Some of its appeal is easy to nail down. First, there’s the ambiance: an American tavern with the collegial hospitality implied in that tradition but raised to a serious level of sophistication. The wood floors resemble those that were once covered with sawdust but heavy velvet curtains add a rich touch, and the antique sidetables groan with luscious floral arrangements, even in winter. Antiques and a great collection of paintings bring warmth and whimsy to each of the dining rooms. Second, of course, the food consistently elevates market bounty to masterful heights, even though Tom has moved on.

During an autumn visit I had the carrot soup with cashews, followed by butternut squash risotto with brussels sprouts and the tastes of harvest and whispers of oak resurrected memories of autumns past with each bite. When my companion and I asked to share a tarte tatin for dessert, the waitress brought a second plate with two extra scoops of apple and sour cream ice cream, so we could split the tarte in two but have our own ice cream. Danny Meyer’s philosophy of hospitality spawned a best-selling book on the topic, but it’s the final ingredient in the magic mix.

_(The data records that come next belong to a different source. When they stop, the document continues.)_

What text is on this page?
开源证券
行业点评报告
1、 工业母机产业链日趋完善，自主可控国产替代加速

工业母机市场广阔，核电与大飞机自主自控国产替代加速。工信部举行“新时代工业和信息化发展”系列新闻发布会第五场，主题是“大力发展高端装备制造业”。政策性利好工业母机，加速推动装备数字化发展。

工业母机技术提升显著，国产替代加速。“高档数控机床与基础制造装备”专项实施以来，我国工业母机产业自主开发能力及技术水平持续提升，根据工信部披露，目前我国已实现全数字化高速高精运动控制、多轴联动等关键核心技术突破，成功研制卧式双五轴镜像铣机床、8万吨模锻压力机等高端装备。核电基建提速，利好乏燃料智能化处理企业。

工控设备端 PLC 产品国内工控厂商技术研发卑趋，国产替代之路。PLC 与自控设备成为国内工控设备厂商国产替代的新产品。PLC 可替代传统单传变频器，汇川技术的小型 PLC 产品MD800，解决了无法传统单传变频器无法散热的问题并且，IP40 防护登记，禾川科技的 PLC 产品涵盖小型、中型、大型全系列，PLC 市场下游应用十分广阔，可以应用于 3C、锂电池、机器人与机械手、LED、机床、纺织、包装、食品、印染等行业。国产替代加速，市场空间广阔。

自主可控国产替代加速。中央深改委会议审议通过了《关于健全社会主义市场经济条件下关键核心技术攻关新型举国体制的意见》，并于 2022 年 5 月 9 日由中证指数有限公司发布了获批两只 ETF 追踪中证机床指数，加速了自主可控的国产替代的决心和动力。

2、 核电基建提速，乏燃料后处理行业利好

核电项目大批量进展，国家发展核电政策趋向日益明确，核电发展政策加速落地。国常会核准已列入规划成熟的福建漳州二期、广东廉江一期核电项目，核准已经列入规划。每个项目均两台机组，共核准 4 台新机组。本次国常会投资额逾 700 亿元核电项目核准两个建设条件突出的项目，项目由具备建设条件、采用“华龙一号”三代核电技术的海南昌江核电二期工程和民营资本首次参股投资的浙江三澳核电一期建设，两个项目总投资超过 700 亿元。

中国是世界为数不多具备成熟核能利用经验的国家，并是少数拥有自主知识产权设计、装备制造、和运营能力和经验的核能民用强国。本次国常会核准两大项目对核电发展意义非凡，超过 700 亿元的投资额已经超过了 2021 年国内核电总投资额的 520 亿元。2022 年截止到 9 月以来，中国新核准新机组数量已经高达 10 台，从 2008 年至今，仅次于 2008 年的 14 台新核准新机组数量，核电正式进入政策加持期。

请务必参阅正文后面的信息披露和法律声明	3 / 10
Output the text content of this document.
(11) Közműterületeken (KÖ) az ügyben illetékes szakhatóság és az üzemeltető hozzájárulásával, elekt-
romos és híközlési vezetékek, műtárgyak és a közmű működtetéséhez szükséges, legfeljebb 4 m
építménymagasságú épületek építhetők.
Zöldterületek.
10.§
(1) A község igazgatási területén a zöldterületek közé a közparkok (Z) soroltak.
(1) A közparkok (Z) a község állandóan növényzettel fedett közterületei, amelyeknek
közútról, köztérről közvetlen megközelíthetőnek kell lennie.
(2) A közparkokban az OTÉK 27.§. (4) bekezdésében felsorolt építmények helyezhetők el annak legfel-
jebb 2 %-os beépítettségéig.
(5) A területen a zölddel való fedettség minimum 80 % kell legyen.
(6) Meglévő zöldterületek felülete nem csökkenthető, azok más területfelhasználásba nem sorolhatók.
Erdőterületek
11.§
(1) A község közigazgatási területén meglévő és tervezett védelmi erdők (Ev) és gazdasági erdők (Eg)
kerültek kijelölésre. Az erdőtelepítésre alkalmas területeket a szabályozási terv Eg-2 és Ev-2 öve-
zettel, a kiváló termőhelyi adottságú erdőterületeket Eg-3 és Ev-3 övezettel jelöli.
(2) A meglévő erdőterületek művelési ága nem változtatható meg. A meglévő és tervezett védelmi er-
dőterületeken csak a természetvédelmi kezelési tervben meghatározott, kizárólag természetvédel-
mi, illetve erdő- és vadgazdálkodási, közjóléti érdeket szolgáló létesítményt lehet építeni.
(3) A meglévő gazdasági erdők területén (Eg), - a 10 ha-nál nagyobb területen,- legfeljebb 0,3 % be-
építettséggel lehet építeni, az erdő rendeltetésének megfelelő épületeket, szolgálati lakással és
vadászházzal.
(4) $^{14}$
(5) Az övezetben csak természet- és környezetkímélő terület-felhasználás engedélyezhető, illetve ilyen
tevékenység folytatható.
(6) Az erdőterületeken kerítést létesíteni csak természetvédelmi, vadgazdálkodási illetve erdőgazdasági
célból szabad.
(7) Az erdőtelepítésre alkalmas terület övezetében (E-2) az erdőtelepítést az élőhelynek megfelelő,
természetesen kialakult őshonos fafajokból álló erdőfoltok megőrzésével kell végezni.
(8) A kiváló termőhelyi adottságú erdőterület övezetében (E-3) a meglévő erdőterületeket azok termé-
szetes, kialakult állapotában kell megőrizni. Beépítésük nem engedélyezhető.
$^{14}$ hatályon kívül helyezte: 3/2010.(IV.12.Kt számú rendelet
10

As I waited in the foyer for my friend to get his coat, I noticed a stunning landscape painting of trees. When I looked at the right corner and noticed it was signed by a painter that I admire greatly, Stephen Hannock, I exclaimed to the maitre d’, “Oh, you have a Stephen Hannock.” She smiled, “Yes,” she said. “Actually, he’s having lunch in the dining room right now.” My eyes opened wide, “Really?” She offered to show me another one of his works in the private dining room and then brought me to his table. I got to tell him what a fan I am, and as she had assured me, he was such a nice guy that he didn’t seem to mind the interruption. Walking out the door, I felt as much appreciation to the maitre d’ for making the moment happen as I did for the moment itself.

Tip: The front room, known as the Tavern, which is where the bar is, takes walk-ins so if you can’t get a reservation, try snagging one of these tables.